The mixture proportions of pretraining data domains (e.g., Wikipedia, books, web text) greatly affect language model (LM) performance. In this paper, we propose Domain Reweighting with Minimax Optimization (DoReMi), which first trains a small proxy model using group distributionally robust optimization (Group DRO) over domains to produce domain weights (mixture proportions) without knowledge of downstream tasks. We then resample a dataset with these domain weights and train a larger, full-sized model. In our experiments, we use DoReMi on a 280M-parameter proxy model to set the domain weights for training an 8B-parameter model (30x larger) more efficiently. On The Pile, DoReMi improves perplexity across all domains, even when it downweights a domain. DoReMi improves average few-shot downstream accuracy by 6.5% points over a baseline model trained using The Pile's default domain weights and reaches the baseline accuracy with 2.6x fewer training steps. On the GLaM dataset, DoReMi, which has no knowledge of downstream tasks, even matches the performance of using domain weights tuned on downstream tasks.
DoReMi introduces a novel method for optimizing language model (LM) pretraining by adjusting the mixture proportions of pretraining data domains without prior downstream task knowledge.
The method leverages Group Distributionally Robust Optimization to dynamically modify domain weights based on loss discrepancies across domains, focusing on improving less optimal domains.
Empirical results using The Pile and GLaM datasets showed DoReMi's ability to reduce perplexity, enhance downstream accuracy, and achieve baseline accuracy faster with less computational cost.
DoReMi's approach provides theoretical and practical insights for improving LM training efficiency and performance, suggesting potential future research directions for further optimization.

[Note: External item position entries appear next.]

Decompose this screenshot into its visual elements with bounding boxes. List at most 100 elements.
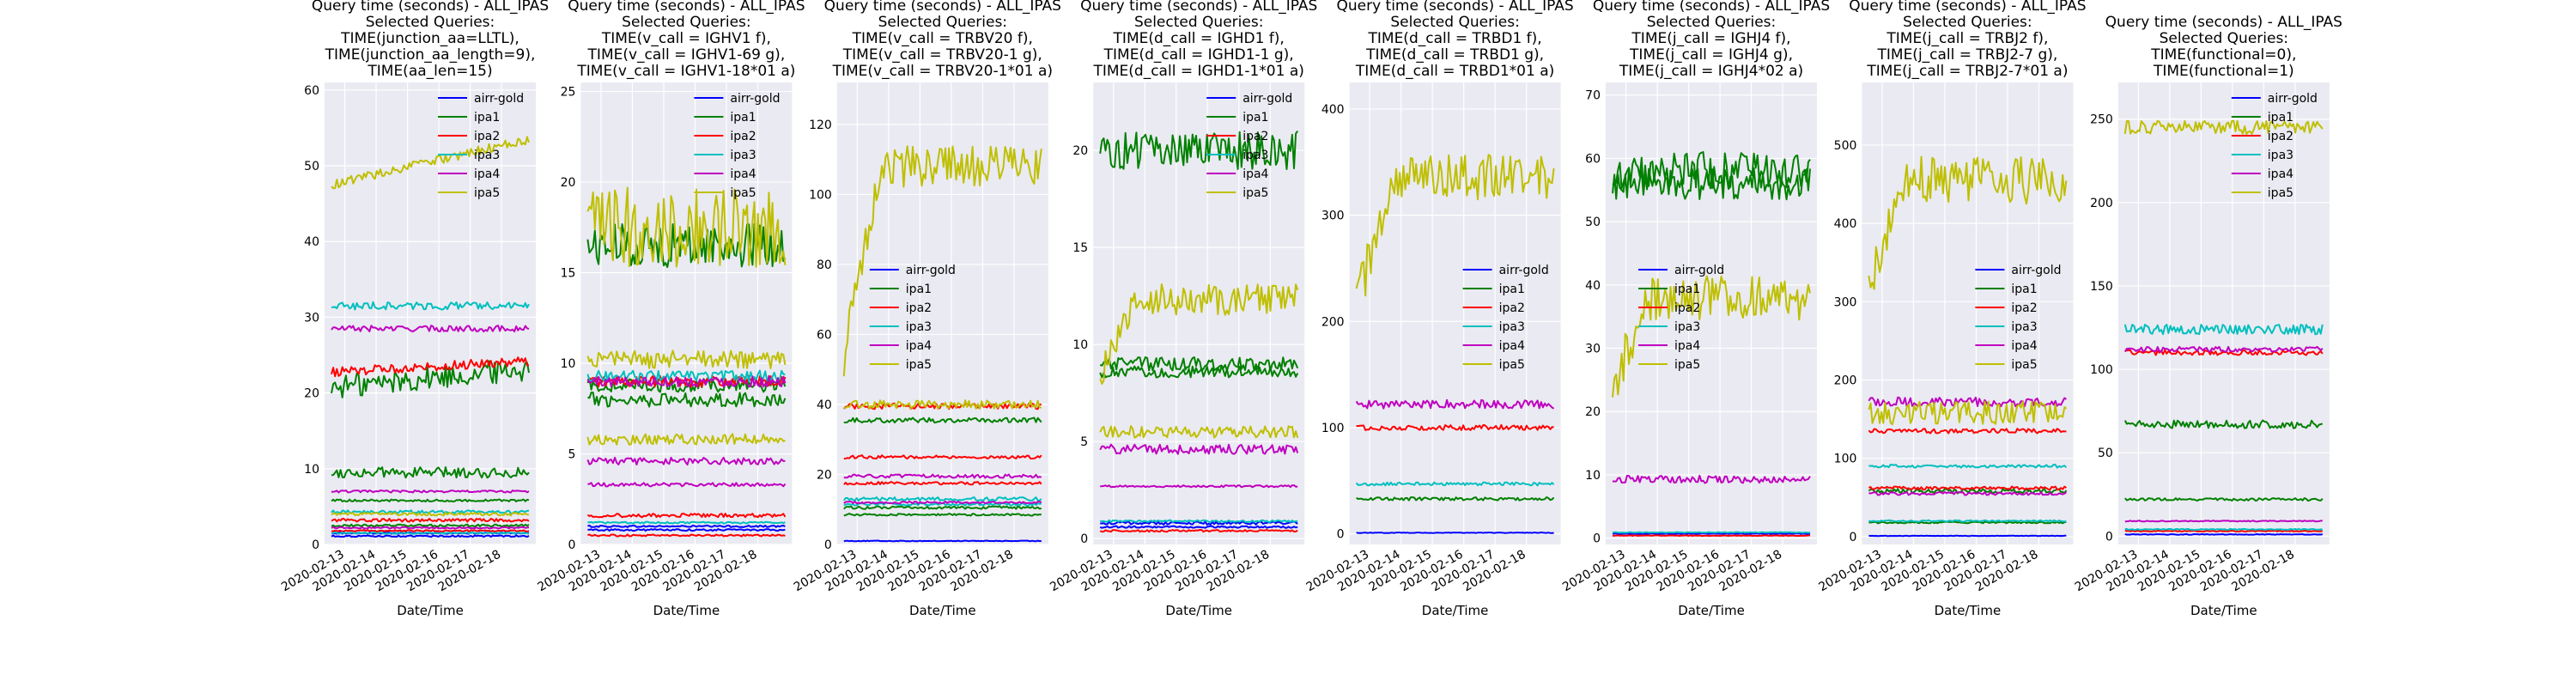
y-tick-label: 60: [304, 84, 319, 98]
legend-label-ipa1: ipa1: [1674, 283, 1700, 296]
series-line-ipa4-1: [331, 325, 530, 333]
legend-label-ipa4: ipa4: [730, 167, 756, 181]
series-line-airr-gold-2: [1099, 525, 1298, 529]
legend-label-ipa5: ipa5: [2011, 358, 2037, 372]
legend-label-airr-gold: airr-gold: [1499, 264, 1549, 277]
chart-title-line: Query time (seconds) - ALL_IPAS: [1593, 0, 1830, 15]
x-axis-label: Date/Time: [909, 603, 976, 618]
chart-panel-5: 01002003004002020-02-132020-02-142020-02…: [1304, 0, 1574, 618]
series-line-ipa4-1: [1612, 474, 1811, 484]
chart-title-line: TIME(d_call = TRBD1*01 a): [1355, 63, 1554, 80]
y-tick-label: 25: [561, 86, 576, 100]
chart-title-line: TIME(junction_aa=LLTL),: [340, 30, 519, 47]
series-line-ipa2-3: [843, 481, 1042, 486]
series-line-ipa2-2: [1868, 485, 2067, 491]
series-line-ipa5-1: [1868, 155, 2068, 290]
chart-title-line: Query time (seconds) - ALL_IPAS: [1849, 0, 2086, 15]
series-line-ipa4-2: [586, 456, 786, 466]
y-tick-label: 0: [2105, 530, 2113, 544]
y-tick-label: 20: [561, 176, 576, 190]
y-tick-label: 80: [817, 258, 832, 272]
series-line-airr-gold-1: [1100, 520, 1298, 526]
series-line-ipa2-2: [331, 518, 530, 523]
x-axis-label: Date/Time: [653, 603, 720, 618]
series-line-ipa5-2: [843, 399, 1042, 410]
series-line-ipa4-2: [1100, 484, 1298, 489]
legend-label-airr-gold: airr-gold: [2268, 92, 2318, 106]
series-line-ipa1-1: [331, 360, 530, 398]
series-line-ipa3-2: [331, 509, 530, 514]
series-line-airr-gold-2: [331, 534, 530, 538]
chart-title-line: TIME(j_call = TRBJ2 f),: [1886, 30, 2048, 47]
series-line-ipa4-2: [331, 489, 530, 494]
chart-title-line: TIME(j_call = IGHJ4 g),: [1629, 46, 1793, 64]
y-tick-label: 10: [304, 463, 319, 477]
chart-title-line: TIME(aa_len=15): [367, 63, 492, 80]
chart-title-line: Selected Queries:: [1390, 14, 1519, 31]
series-line-ipa1-2: [1868, 520, 2067, 525]
series-line-ipa5-1: [1099, 283, 1299, 385]
x-axis-label: Date/Time: [1422, 603, 1489, 618]
series-line-ipa1-1: [1356, 496, 1555, 502]
series-line-ipa1-1: [1099, 131, 1299, 170]
legend-label-ipa2: ipa2: [1242, 130, 1268, 143]
y-tick-label: 200: [1834, 374, 1857, 388]
legend-label-ipa2: ipa2: [1499, 301, 1525, 315]
chart-title-line: TIME(d_call = TRBD1 f),: [1368, 30, 1542, 47]
chart-title-line: Selected Queries:: [366, 14, 495, 31]
chart-title-line: Query time (seconds) - ALL_IPAS: [2105, 14, 2342, 31]
legend-label-ipa3: ipa3: [1674, 320, 1700, 334]
y-tick-label: 300: [1834, 295, 1857, 309]
series-line-ipa2-3: [331, 529, 530, 532]
chart-title-line: Query time (seconds) - ALL_IPAS: [312, 0, 549, 15]
legend-label-ipa5: ipa5: [1674, 358, 1700, 372]
y-tick-label: 10: [1585, 469, 1601, 483]
chart-panel-8: 0501001502002502020-02-132020-02-142020-…: [2073, 14, 2342, 618]
series-line-ipa4-1: [1868, 396, 2067, 408]
x-axis-label: Date/Time: [1935, 603, 2002, 618]
x-axis-label: Date/Time: [1165, 603, 1232, 618]
legend-label-ipa4: ipa4: [906, 339, 932, 353]
legend-label-ipa3: ipa3: [1499, 320, 1525, 334]
series-line-ipa2-2: [843, 454, 1042, 460]
series-line-ipa4-1: [586, 374, 787, 388]
y-tick-label: 50: [2098, 447, 2113, 460]
chart-title-line: TIME(j_call = IGHJ4 f),: [1631, 30, 1790, 47]
y-tick-label: 40: [817, 398, 832, 412]
plot-area: [1862, 82, 2074, 544]
chart-title-line: TIME(v_call = TRBV20-1 g),: [842, 46, 1042, 64]
series-line-ipa1-2: [843, 505, 1042, 510]
y-tick-label: 0: [1849, 531, 1856, 544]
legend-label-ipa1: ipa1: [906, 283, 932, 296]
chart-title-line: TIME(d_call = IGHD1-1 g),: [1103, 46, 1294, 64]
legend-label-ipa5: ipa5: [1499, 358, 1525, 372]
series-line-ipa1-2: [1099, 356, 1299, 372]
chart-title-line: TIME(functional=0),: [2150, 46, 2296, 64]
chart-title-line: TIME(v_call = IGHV1-18*01 a): [576, 63, 795, 80]
legend-label-airr-gold: airr-gold: [1674, 264, 1724, 277]
y-tick-label: 5: [1080, 435, 1088, 449]
series-line-ipa5-1: [2123, 119, 2324, 136]
series-line-ipa5-2: [1868, 400, 2068, 426]
chart-title-line: Selected Queries:: [2160, 30, 2288, 47]
series-line-ipa3-1: [331, 301, 530, 311]
legend-label-ipa5: ipa5: [1242, 186, 1268, 200]
series-line-ipa2-3: [587, 533, 786, 538]
y-tick-label: 300: [1321, 210, 1345, 223]
chart-title-line: TIME(v_call = IGHV1 f),: [601, 30, 771, 47]
y-tick-label: 0: [312, 538, 319, 552]
chart-title-line: Selected Queries:: [622, 14, 750, 31]
chart-panel-3: 0204060801001202020-02-132020-02-142020-…: [792, 0, 1061, 618]
series-line-ipa3-1: [1868, 464, 2068, 469]
series-line-ipa5-1: [842, 145, 1042, 377]
x-axis-label: Date/Time: [2190, 603, 2257, 618]
series-line-ipa3-1: [1355, 481, 1555, 487]
series-line-ipa4-1: [843, 473, 1042, 479]
series-line-ipa4-2: [843, 500, 1042, 505]
series-line-ipa5-2: [331, 512, 530, 517]
series-line-ipa1-1: [1868, 488, 2068, 495]
series-line-ipa2-1: [1099, 529, 1298, 533]
legend-label-airr-gold: airr-gold: [906, 264, 956, 277]
chart-title-line: Selected Queries:: [1903, 14, 2032, 31]
y-tick-label: 30: [304, 311, 319, 325]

Training data composition significantly influences the performance of language models (LMs). This paper introduces a novel method called Domain Reweighting with Minimax Optimization (DoReMi) which optimizes mixture proportions of pretraining data domains to enhance LM performance across a broad range of tasks. By deploying DoReMi, the process dynamically adjusts domain weights (mixture proportions) without requiring prior knowledge of downstream task specifics, thus streamlining the pretraining efficiency of LMs. DoReMi's validation is presented through experiments on The Pile and the GLaM dataset, showcasing its capacity to refine perplexity scores, hasten convergence, and equate or outperform models trained with downstream task-tuned domain weights, all with a fraction of the computational overhead typically entailed.
DoReMi's procedure is initiated by training a small reference model using initial reference domain weights, which could be heuristically selected or proportional to domain sizes. Subsequently, it leverages Group Distributionally Robust Optimization (Group DRO) over domains to train a proxy model. Unlike typical DRO outcomes that directly use the robust model, DoReMi instead extracts the optimized domain weights for retuning the larger, full-sized model.

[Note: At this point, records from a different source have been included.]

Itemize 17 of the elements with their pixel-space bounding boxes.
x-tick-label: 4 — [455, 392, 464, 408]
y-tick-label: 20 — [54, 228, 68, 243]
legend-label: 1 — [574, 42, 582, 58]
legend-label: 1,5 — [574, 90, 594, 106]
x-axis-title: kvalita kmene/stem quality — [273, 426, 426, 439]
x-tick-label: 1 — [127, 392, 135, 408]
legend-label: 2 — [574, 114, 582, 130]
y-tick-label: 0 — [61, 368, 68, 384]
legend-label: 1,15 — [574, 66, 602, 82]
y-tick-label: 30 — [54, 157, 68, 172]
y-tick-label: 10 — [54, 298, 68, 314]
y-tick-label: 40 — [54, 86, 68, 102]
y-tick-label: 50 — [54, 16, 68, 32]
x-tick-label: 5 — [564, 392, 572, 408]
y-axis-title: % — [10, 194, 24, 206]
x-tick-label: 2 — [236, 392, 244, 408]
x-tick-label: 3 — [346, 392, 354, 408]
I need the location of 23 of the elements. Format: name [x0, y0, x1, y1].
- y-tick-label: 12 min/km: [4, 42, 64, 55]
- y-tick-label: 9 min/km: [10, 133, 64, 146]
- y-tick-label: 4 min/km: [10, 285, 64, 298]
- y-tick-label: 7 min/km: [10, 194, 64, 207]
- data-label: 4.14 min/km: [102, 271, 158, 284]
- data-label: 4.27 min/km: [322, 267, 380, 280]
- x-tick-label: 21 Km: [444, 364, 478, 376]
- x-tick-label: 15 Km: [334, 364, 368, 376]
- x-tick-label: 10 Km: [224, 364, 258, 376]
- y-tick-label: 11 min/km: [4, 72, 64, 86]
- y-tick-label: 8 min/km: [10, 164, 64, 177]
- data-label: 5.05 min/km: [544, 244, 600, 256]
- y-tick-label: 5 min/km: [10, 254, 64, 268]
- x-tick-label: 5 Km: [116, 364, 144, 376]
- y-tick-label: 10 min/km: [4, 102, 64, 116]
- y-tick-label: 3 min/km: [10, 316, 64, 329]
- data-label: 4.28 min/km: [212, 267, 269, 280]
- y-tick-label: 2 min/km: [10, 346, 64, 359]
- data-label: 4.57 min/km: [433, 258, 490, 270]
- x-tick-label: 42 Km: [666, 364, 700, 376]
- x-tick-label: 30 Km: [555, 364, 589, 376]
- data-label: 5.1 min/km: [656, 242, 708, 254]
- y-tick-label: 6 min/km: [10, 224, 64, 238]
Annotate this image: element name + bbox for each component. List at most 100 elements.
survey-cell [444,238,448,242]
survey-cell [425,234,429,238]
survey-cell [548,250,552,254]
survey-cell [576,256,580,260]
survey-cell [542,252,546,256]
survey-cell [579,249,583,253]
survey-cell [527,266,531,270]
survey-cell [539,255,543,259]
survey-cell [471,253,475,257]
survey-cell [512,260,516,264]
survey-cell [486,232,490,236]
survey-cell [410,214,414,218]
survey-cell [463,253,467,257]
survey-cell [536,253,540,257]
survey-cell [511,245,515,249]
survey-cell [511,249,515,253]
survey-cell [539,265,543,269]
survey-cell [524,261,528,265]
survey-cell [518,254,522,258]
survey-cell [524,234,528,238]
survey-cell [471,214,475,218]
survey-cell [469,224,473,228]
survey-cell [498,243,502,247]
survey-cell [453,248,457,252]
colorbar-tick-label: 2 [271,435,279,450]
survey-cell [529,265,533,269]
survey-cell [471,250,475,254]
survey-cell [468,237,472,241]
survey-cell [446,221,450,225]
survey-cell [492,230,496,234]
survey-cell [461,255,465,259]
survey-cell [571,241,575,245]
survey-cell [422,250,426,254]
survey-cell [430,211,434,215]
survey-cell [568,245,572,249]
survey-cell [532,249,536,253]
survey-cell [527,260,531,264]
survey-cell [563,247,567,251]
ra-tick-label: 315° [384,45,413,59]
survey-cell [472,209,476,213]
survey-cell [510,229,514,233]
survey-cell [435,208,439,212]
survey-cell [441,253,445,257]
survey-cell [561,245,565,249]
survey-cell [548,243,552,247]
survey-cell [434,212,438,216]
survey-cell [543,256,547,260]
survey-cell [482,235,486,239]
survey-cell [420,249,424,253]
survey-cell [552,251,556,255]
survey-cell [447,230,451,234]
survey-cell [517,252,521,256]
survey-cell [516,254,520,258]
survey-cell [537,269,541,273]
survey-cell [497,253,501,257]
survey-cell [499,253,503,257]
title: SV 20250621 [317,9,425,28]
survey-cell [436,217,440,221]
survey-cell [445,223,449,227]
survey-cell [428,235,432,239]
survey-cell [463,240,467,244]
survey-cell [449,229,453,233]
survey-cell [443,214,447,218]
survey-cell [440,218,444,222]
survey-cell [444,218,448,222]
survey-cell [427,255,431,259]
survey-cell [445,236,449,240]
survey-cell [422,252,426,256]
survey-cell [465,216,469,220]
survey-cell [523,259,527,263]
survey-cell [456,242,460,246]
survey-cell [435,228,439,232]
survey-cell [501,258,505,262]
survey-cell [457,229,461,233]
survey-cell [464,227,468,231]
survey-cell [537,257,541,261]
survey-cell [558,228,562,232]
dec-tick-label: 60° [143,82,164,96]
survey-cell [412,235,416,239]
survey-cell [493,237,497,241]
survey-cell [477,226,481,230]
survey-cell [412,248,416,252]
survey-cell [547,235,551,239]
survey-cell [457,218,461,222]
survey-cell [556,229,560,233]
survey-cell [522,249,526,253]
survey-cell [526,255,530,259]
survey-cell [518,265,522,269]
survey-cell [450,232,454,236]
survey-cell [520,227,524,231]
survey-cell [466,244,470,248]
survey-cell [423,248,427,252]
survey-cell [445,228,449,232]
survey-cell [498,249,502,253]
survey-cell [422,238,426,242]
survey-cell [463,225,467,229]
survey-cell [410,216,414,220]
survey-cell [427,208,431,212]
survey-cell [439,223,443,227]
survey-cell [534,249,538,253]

Key to DoReMi's process is its adaptability to dynamically modify domain weights based on loss discrepancies (excess loss) across domains. This adaptation ensures a training focus on improving domains with suboptimal learning, guaranteeing a balanced performance uplift across all domains rather than overfitting to a set of specific domains.
DoReMi's empirical evaluation reveals its prowess in improving average downstream accuracy and accelerating baseline accuracy achievement with considerably fewer training steps, specifically under the diverse domains of The Pile and GLaM datasets.

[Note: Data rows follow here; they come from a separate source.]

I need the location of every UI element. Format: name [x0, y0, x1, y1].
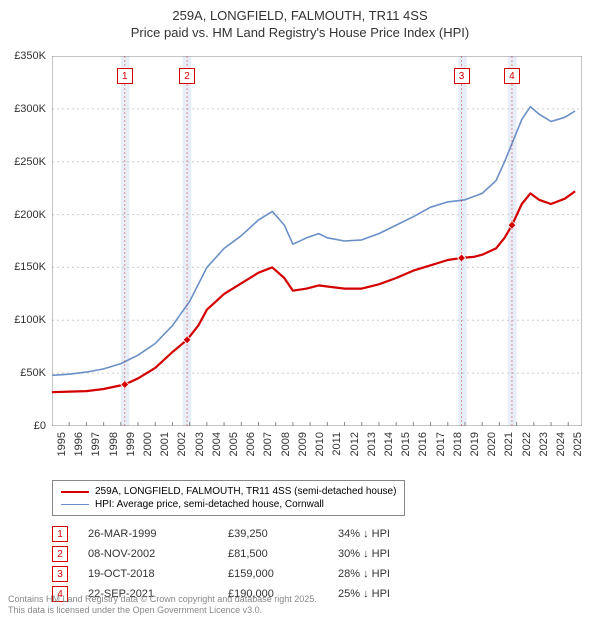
- marker-table-row: 2 08-NOV-2002£81,50030% ↓ HPI: [52, 544, 438, 564]
- marker-table-row: 3 19-OCT-2018£159,00028% ↓ HPI: [52, 564, 438, 584]
- marker-diff: 30% ↓ HPI: [338, 548, 438, 560]
- legend-swatch: [61, 504, 89, 505]
- marker-price: £39,250: [228, 528, 338, 540]
- x-axis: 1995 1996 1997 1998 1999 2000 2001 2002 2003 2004…: [52, 430, 582, 480]
- marker-date: 26-MAR-1999: [88, 528, 228, 540]
- legend-row: HPI: Average price, semi-detached house,…: [61, 498, 396, 511]
- legend: 259A, LONGFIELD, FALMOUTH, TR11 4SS (sem…: [52, 480, 405, 516]
- y-tick-label: £100K: [14, 314, 46, 326]
- y-tick-label: £200K: [14, 209, 46, 221]
- marker-price: £81,500: [228, 548, 338, 560]
- footer-line1: Contains HM Land Registry data © Crown c…: [8, 594, 317, 604]
- marker-number: 3: [52, 566, 68, 582]
- x-tick-label: 1999: [125, 432, 137, 456]
- marker-number: 1: [52, 526, 68, 542]
- x-tick-label: 2024: [555, 432, 567, 456]
- chart-title: 259A, LONGFIELD, FALMOUTH, TR11 4SS Pric…: [0, 0, 600, 42]
- chart-marker-label: 3: [454, 68, 470, 84]
- x-tick-label: 2019: [469, 432, 481, 456]
- x-tick-label: 2005: [228, 432, 240, 456]
- marker-date: 19-OCT-2018: [88, 568, 228, 580]
- x-tick-label: 1998: [108, 432, 120, 456]
- x-tick-label: 1997: [90, 432, 102, 456]
- marker-diff: 28% ↓ HPI: [338, 568, 438, 580]
- x-tick-label: 2014: [383, 432, 395, 456]
- title-line1: 259A, LONGFIELD, FALMOUTH, TR11 4SS: [172, 8, 427, 23]
- y-tick-label: £50K: [20, 367, 46, 379]
- footer-line2: This data is licensed under the Open Gov…: [8, 605, 262, 615]
- x-tick-label: 2010: [314, 432, 326, 456]
- marker-date: 08-NOV-2002: [88, 548, 228, 560]
- x-tick-label: 2023: [538, 432, 550, 456]
- x-tick-label: 2008: [280, 432, 292, 456]
- legend-row: 259A, LONGFIELD, FALMOUTH, TR11 4SS (sem…: [61, 485, 396, 498]
- legend-text: HPI: Average price, semi-detached house,…: [95, 499, 324, 510]
- chart-marker-label: 2: [179, 68, 195, 84]
- x-tick-label: 2001: [159, 432, 171, 456]
- y-tick-label: £0: [34, 420, 46, 432]
- x-tick-label: 2018: [452, 432, 464, 456]
- x-tick-label: 2000: [142, 432, 154, 456]
- y-tick-label: £350K: [14, 50, 46, 62]
- x-tick-label: 2002: [176, 432, 188, 456]
- marker-table-row: 1 26-MAR-1999£39,25034% ↓ HPI: [52, 524, 438, 544]
- y-tick-label: £300K: [14, 103, 46, 115]
- marker-table: 1 26-MAR-1999£39,25034% ↓ HPI 2 08-NOV-2002…: [52, 524, 438, 604]
- x-tick-label: 1996: [73, 432, 85, 456]
- y-tick-label: £150K: [14, 261, 46, 273]
- marker-diff: 25% ↓ HPI: [338, 588, 438, 600]
- x-tick-label: 2015: [400, 432, 412, 456]
- footer-attribution: Contains HM Land Registry data © Crown c…: [8, 594, 317, 616]
- x-tick-label: 2006: [245, 432, 257, 456]
- chart-marker-label: 1: [117, 68, 133, 84]
- y-axis: £0£50K£100K£150K£200K£250K£300K£350K: [0, 56, 50, 426]
- marker-number: 2: [52, 546, 68, 562]
- x-tick-label: 2020: [486, 432, 498, 456]
- x-tick-label: 2011: [331, 432, 343, 456]
- legend-swatch: [61, 491, 89, 493]
- x-tick-label: 2007: [262, 432, 274, 456]
- marker-diff: 34% ↓ HPI: [338, 528, 438, 540]
- x-tick-label: 2016: [417, 432, 429, 456]
- x-tick-label: 2012: [349, 432, 361, 456]
- legend-text: 259A, LONGFIELD, FALMOUTH, TR11 4SS (sem…: [95, 486, 396, 497]
- marker-price: £159,000: [228, 568, 338, 580]
- x-tick-label: 1995: [56, 432, 68, 456]
- x-tick-label: 2017: [435, 432, 447, 456]
- x-tick-label: 2022: [521, 432, 533, 456]
- chart-svg: [52, 56, 582, 426]
- chart-plot-area: 1 2 3 4: [52, 56, 582, 426]
- title-line2: Price paid vs. HM Land Registry's House …: [131, 25, 469, 40]
- x-tick-label: 2009: [297, 432, 309, 456]
- x-tick-label: 2003: [194, 432, 206, 456]
- x-tick-label: 2013: [366, 432, 378, 456]
- chart-marker-label: 4: [504, 68, 520, 84]
- x-tick-label: 2025: [572, 432, 584, 456]
- x-tick-label: 2004: [211, 432, 223, 456]
- y-tick-label: £250K: [14, 156, 46, 168]
- x-tick-label: 2021: [503, 432, 515, 456]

This research has multifaceted implications for the broader LM and AI community. Theoretically, it elucidates the significant impact of data domain proportions on model performance and presents a robust method to optimize these proportions in a principled manner. Practically, DoReMi offers a tangible strategy to enhance the training efficiency of large-scale LMs without the prohibitive computational cost often associated with domain weight optimization using downstream tasks.
The paper speculates on several avenues for further research, including exploring the effects of varying proxy model sizes, and the feasibility of scaling domain weights across different model sizes. Additionally, iterated DoReMi presents an intriguing framework for improving domain weight optimization through successive refinements, poising it as a potentially fruitful area for exploration.
DoReMi marks a significant step forward in data-centric approaches to LM training, underscoring the critical role of training data composition. By efficiently optimizing domain weights in a task-agnostic manner, it promises enhanced LM performance and training efficiency—key metrics in the rapidly advancing field of generative AI and LLMs.